Bu konferans tek taraflıdır, sonuçları kısmi bir temsilciliktir.
-Türkler ve Kürtler yüz yıllardır huzur ve barış içinde yasamıştır. Kuzey Irak halkını akrabalarımız olarak görürüz.
CHATHAM HOUSE’A YAKIŞMAZ
Türkler ve Kürtler yıllarca birlikte yaşamışlardır dedikten sonra yuhalanan Müsteşar Sadık Arslan’ın konferansta yaptığı son müdahale “İngilizlere Amerikalılara teşekkür ettiniz. Çekiç Güc’ün Türkiye’deki üslerden yaptıklarından bahsetmediniz. PKK faaliyetlerinin demokratik reformlarının hızlandığı bir döneme rastlamasını nasıl açıklıyorsunuz? Burada çok sayıda kişi terörü ve terör örgütünü öven konuşmalar da yaptı. Bu da eminim Chatham House’a yakışmaz" oldu.
“TÜRKİYE ŞEYTAN TÜRK OLARAK GÖSTERİLMEK İSTENİYOR”
Başkatip Gürcan Balık “Sadece Türkiye yüklenmek yanlıştır. Burada sürekli olarak saptırmalar yapılıyor ve Türkiye’ye “Berbat Türk”, “Şeytan Türk” diye göstermeye çalışan ifadeler var. Türkiye’yi Kürtlerle sürekli savaş halinde göstermeye çalışan ifadeler var. Bunlar doğru değil. 1992 yılında KDP ve KYB, PKK’ya karşı savaşmıştır. 1990'lı yıllara bakıldığında Türkiye’nin Irak Kürtlerine yardım ettiği de görülür”

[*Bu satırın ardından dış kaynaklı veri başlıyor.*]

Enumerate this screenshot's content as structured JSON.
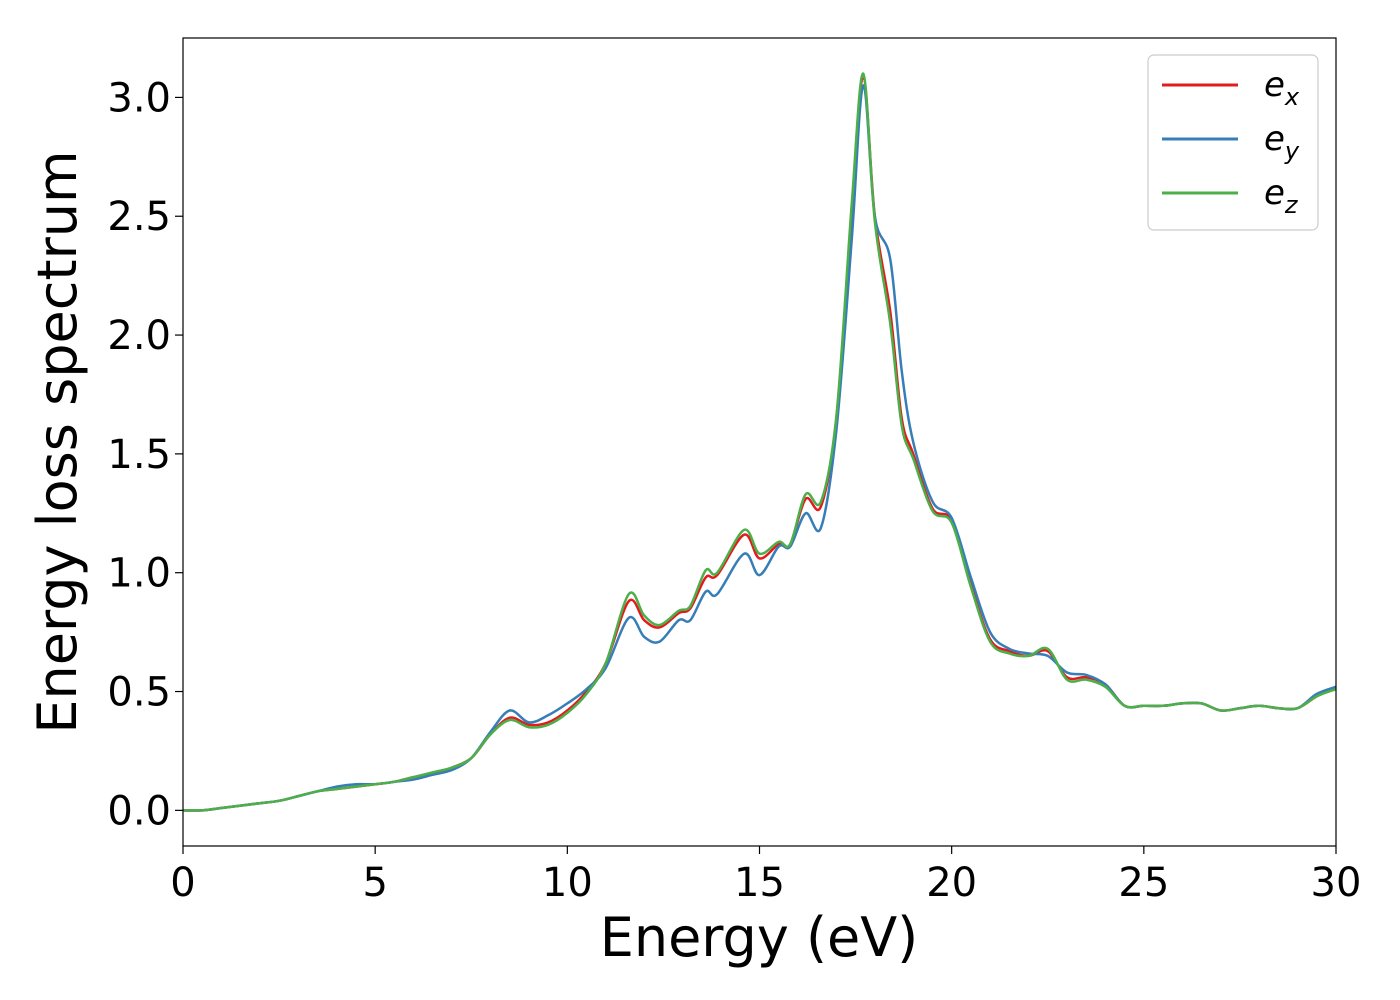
{
  "chart_data": {
    "type": "line",
    "title": "",
    "xlabel": "Energy (eV)",
    "ylabel": "Energy loss spectrum",
    "xlim": [
      0,
      30
    ],
    "ylim": [
      -0.15,
      3.25
    ],
    "xticks": [
      0,
      5,
      10,
      15,
      20,
      25,
      30
    ],
    "xtick_labels": [
      "0",
      "5",
      "10",
      "15",
      "20",
      "25",
      "30"
    ],
    "yticks": [
      0.0,
      0.5,
      1.0,
      1.5,
      2.0,
      2.5,
      3.0
    ],
    "ytick_labels": [
      "0.0",
      "0.5",
      "1.0",
      "1.5",
      "2.0",
      "2.5",
      "3.0"
    ],
    "grid": false,
    "legend_position": "top-right",
    "x": [
      0,
      0.5,
      1,
      1.5,
      2,
      2.5,
      3,
      3.5,
      4,
      4.5,
      5,
      5.5,
      6,
      6.5,
      7,
      7.5,
      8,
      8.5,
      9,
      9.5,
      10,
      10.5,
      11,
      11.6,
      12,
      12.4,
      12.9,
      13.2,
      13.6,
      13.9,
      14.6,
      15,
      15.5,
      15.8,
      16.2,
      16.6,
      17.0,
      17.4,
      17.7,
      18.0,
      18.4,
      18.7,
      19.0,
      19.5,
      20.0,
      20.5,
      21.0,
      21.5,
      22.0,
      22.5,
      23.0,
      23.5,
      24.0,
      24.5,
      25.0,
      25.5,
      26.0,
      26.5,
      27.0,
      27.5,
      28.0,
      28.5,
      29.0,
      29.5,
      30.0
    ],
    "series": [
      {
        "name": "e_x",
        "label_main": "e",
        "label_sub": "x",
        "color": "#e41a1c",
        "values": [
          0.0,
          0.0,
          0.01,
          0.02,
          0.03,
          0.04,
          0.06,
          0.08,
          0.09,
          0.1,
          0.11,
          0.12,
          0.14,
          0.15,
          0.18,
          0.22,
          0.32,
          0.39,
          0.36,
          0.37,
          0.42,
          0.5,
          0.62,
          0.88,
          0.8,
          0.77,
          0.83,
          0.85,
          0.98,
          0.99,
          1.16,
          1.06,
          1.12,
          1.12,
          1.31,
          1.28,
          1.65,
          2.5,
          3.08,
          2.5,
          2.1,
          1.65,
          1.5,
          1.27,
          1.22,
          0.95,
          0.72,
          0.67,
          0.65,
          0.67,
          0.56,
          0.56,
          0.53,
          0.44,
          0.44,
          0.44,
          0.45,
          0.45,
          0.42,
          0.43,
          0.44,
          0.43,
          0.43,
          0.48,
          0.52
        ]
      },
      {
        "name": "e_y",
        "label_main": "e",
        "label_sub": "y",
        "color": "#377eb8",
        "values": [
          0.0,
          0.0,
          0.01,
          0.02,
          0.03,
          0.04,
          0.06,
          0.08,
          0.1,
          0.11,
          0.11,
          0.12,
          0.13,
          0.15,
          0.17,
          0.22,
          0.33,
          0.42,
          0.37,
          0.4,
          0.45,
          0.51,
          0.6,
          0.81,
          0.73,
          0.71,
          0.8,
          0.8,
          0.92,
          0.91,
          1.08,
          0.99,
          1.11,
          1.11,
          1.25,
          1.19,
          1.6,
          2.4,
          3.05,
          2.5,
          2.32,
          1.85,
          1.55,
          1.3,
          1.23,
          0.98,
          0.75,
          0.68,
          0.66,
          0.65,
          0.58,
          0.57,
          0.53,
          0.44,
          0.44,
          0.44,
          0.45,
          0.45,
          0.42,
          0.43,
          0.44,
          0.43,
          0.43,
          0.49,
          0.52
        ]
      },
      {
        "name": "e_z",
        "label_main": "e",
        "label_sub": "z",
        "color": "#4daf4a",
        "values": [
          0.0,
          0.0,
          0.01,
          0.02,
          0.03,
          0.04,
          0.06,
          0.08,
          0.09,
          0.1,
          0.11,
          0.12,
          0.14,
          0.16,
          0.18,
          0.22,
          0.32,
          0.38,
          0.35,
          0.36,
          0.41,
          0.49,
          0.62,
          0.91,
          0.82,
          0.78,
          0.84,
          0.86,
          1.01,
          1.0,
          1.18,
          1.08,
          1.13,
          1.12,
          1.33,
          1.3,
          1.66,
          2.55,
          3.1,
          2.48,
          2.05,
          1.62,
          1.48,
          1.26,
          1.21,
          0.94,
          0.71,
          0.66,
          0.65,
          0.68,
          0.55,
          0.55,
          0.52,
          0.44,
          0.44,
          0.44,
          0.45,
          0.45,
          0.42,
          0.43,
          0.44,
          0.43,
          0.43,
          0.48,
          0.51
        ]
      }
    ]
  }
}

CHATHAM HOUSE'DAN ÇIKAN KÜRT RAPORU
hurriyet.com.tr - İngiltere'nin önemli düşünce kuruluşu Chatham House raporunda, uluslararası topluluğun, şimdi Kürtlerle ortak çıkarları paylaştığını iddia etti.
Raporda yerel destekten ve sınır bölgelerinde ulaşılmaz toprakların korumasından yararlanan PKK'nın iyi motive edilen bir güç olduğu belirtilerek, "Türkiye belki de hiç PKK'yı yenemeyecek ve bundan sonraki sınır ötesi operasyonlar boş yere yapılacak" denildi.

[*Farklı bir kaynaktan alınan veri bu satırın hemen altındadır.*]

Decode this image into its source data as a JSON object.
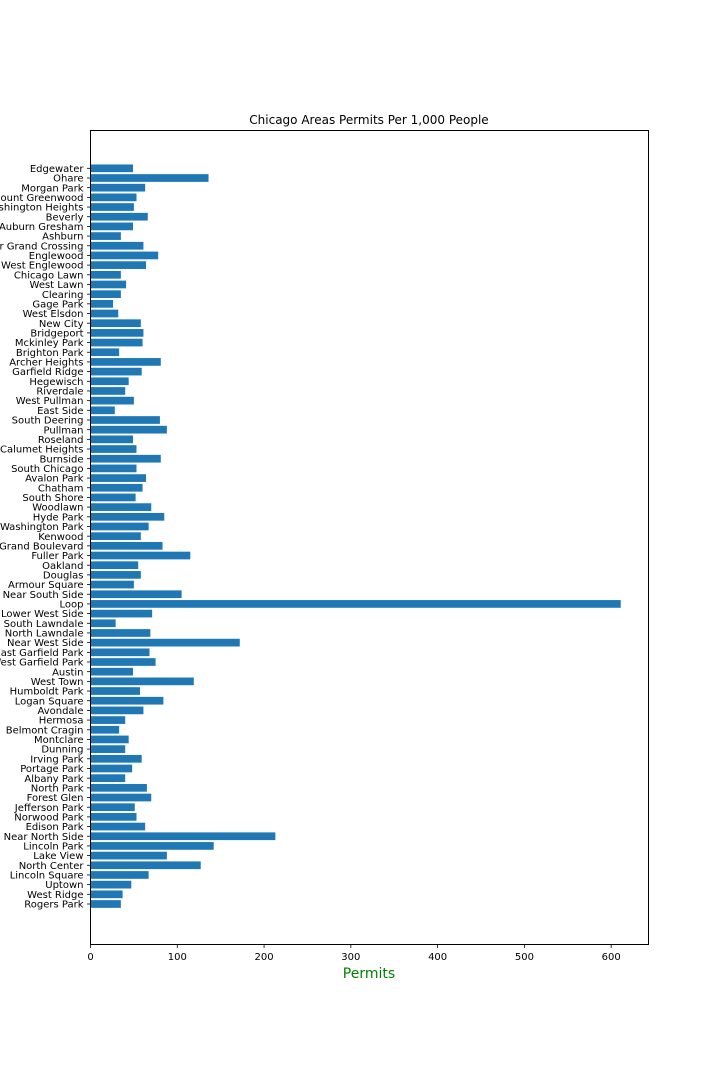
{
  "chart_data": {
    "type": "bar",
    "orientation": "horizontal",
    "title": "Chicago Areas Permits Per 1,000 People",
    "xlabel": "Permits",
    "ylabel": "",
    "xlim": [
      0,
      643
    ],
    "x_ticks": [
      0,
      100,
      200,
      300,
      400,
      500,
      600
    ],
    "grid": false,
    "legend": "none",
    "bar_color": "#1f77b4",
    "xlabel_color": "#008000",
    "categories": [
      "Rogers Park",
      "West Ridge",
      "Uptown",
      "Lincoln Square",
      "North Center",
      "Lake View",
      "Lincoln Park",
      "Near North Side",
      "Edison Park",
      "Norwood Park",
      "Jefferson Park",
      "Forest Glen",
      "North Park",
      "Albany Park",
      "Portage Park",
      "Irving Park",
      "Dunning",
      "Montclare",
      "Belmont Cragin",
      "Hermosa",
      "Avondale",
      "Logan Square",
      "Humboldt Park",
      "West Town",
      "Austin",
      "West Garfield Park",
      "East Garfield Park",
      "Near West Side",
      "North Lawndale",
      "South Lawndale",
      "Lower West Side",
      "Loop",
      "Near South Side",
      "Armour Square",
      "Douglas",
      "Oakland",
      "Fuller Park",
      "Grand Boulevard",
      "Kenwood",
      "Washington Park",
      "Hyde Park",
      "Woodlawn",
      "South Shore",
      "Chatham",
      "Avalon Park",
      "South Chicago",
      "Burnside",
      "Calumet Heights",
      "Roseland",
      "Pullman",
      "South Deering",
      "East Side",
      "West Pullman",
      "Riverdale",
      "Hegewisch",
      "Garfield Ridge",
      "Archer Heights",
      "Brighton Park",
      "Mckinley Park",
      "Bridgeport",
      "New City",
      "West Elsdon",
      "Gage Park",
      "Clearing",
      "West Lawn",
      "Chicago Lawn",
      "West Englewood",
      "Englewood",
      "Greater Grand Crossing",
      "Ashburn",
      "Auburn Gresham",
      "Beverly",
      "Washington Heights",
      "Mount Greenwood",
      "Morgan Park",
      "Ohare",
      "Edgewater"
    ],
    "values": [
      35,
      37,
      47,
      67,
      127,
      88,
      142,
      213,
      63,
      53,
      51,
      70,
      65,
      40,
      48,
      59,
      40,
      44,
      33,
      40,
      61,
      84,
      57,
      119,
      49,
      75,
      68,
      172,
      69,
      29,
      71,
      611,
      105,
      50,
      58,
      55,
      115,
      83,
      58,
      67,
      85,
      70,
      52,
      60,
      64,
      53,
      81,
      53,
      49,
      88,
      80,
      28,
      50,
      40,
      44,
      59,
      81,
      33,
      60,
      61,
      58,
      32,
      26,
      35,
      41,
      35,
      64,
      78,
      61,
      35,
      49,
      66,
      50,
      53,
      63,
      136,
      49
    ]
  }
}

Askeri riskten dolayı Irak hükümetinin PKK sorununu çözmeye yanaşmadığı vurgulanan raporda "Dağlardan PKK'lılar temizlense bile, bu, radikal İslamcıların Afganistan'daki Tora Bora bölgesi gibi PKK'nın boşalttığı bölgeleri kendi kalelerine çevirmelerine yol açabilir” görüşü savunuldu.
Irak hükümetinin endişesini dile getiren Chatham Kürt raporu, İran'daki PKK'nın kardeş örgütü PJAK'ın Irak sınırı yakınlarında İran ordusu ile kanlı çatışmalar yaptığına değinirken “PKK'nın aksine, PJAK ABD hükümeti tarafından terörist örgüt olarak tanımlanmıyor. Irak Kürdistanı'ndaki Kandil dağlarındaki takviye siperi İran topçu ateşine maruz kalıyor” dedi.
Bölgedeki çatışmaların hiçbirinin bağımsız Kürt devletine zemin hazırlamadığını kaydeden rapor, Irak Kürdistanı'nın varlığı ve zenginliğinin Kürt milliyetçiliğini bölgede kışkırttığını ve tarihlerinde ilk defa bazı Kürtlerin politik geleceklerini şekillendirme fırsatını bulduklarını kaydetti.
Irak Kürt Bölgesel Hükümetinin sağlamlaşmasının çok büyük önem taşıdığına dikkat çeken Chatham House, Irak'taki Kürtlerin kendi geleceklerini tayin etme ve bölgedeki diğer Kürtleri etkileme fırsatını yakaladıklarını iddia etti.
Kürtlerin politik isteklerinin sınırlı kaldığının altını çizen rapor, Kürtlerle bölgesel devletler arasındaki ilişkilerin, Ortadoğu'nun geleceğinin Kürtlerin geleceğiyle yakından bağlı olması anlamına geldiğini kaydetti.
Rapor, bölgesel ve Batılı politika yapıcılarına Irak ve Türkiye'deki Kürtlerin rolünü, Suriye ve İran'daki Kürtlerin kendi hükümetleriyle ilişkilerini yeniden değerlendirmelerini önerdi.
Türkiye'nin AB'ye giriş müzakerelerinde Kürtlerin odak noktası haline geldiğini belirten Chatham House, “Türkiye AB'ye girmek istiyorsa, Kürtlere karşı tutumunu düzeltmeli ve bu yolda bazı reformlar uygulamalı” önerisinde bulundu.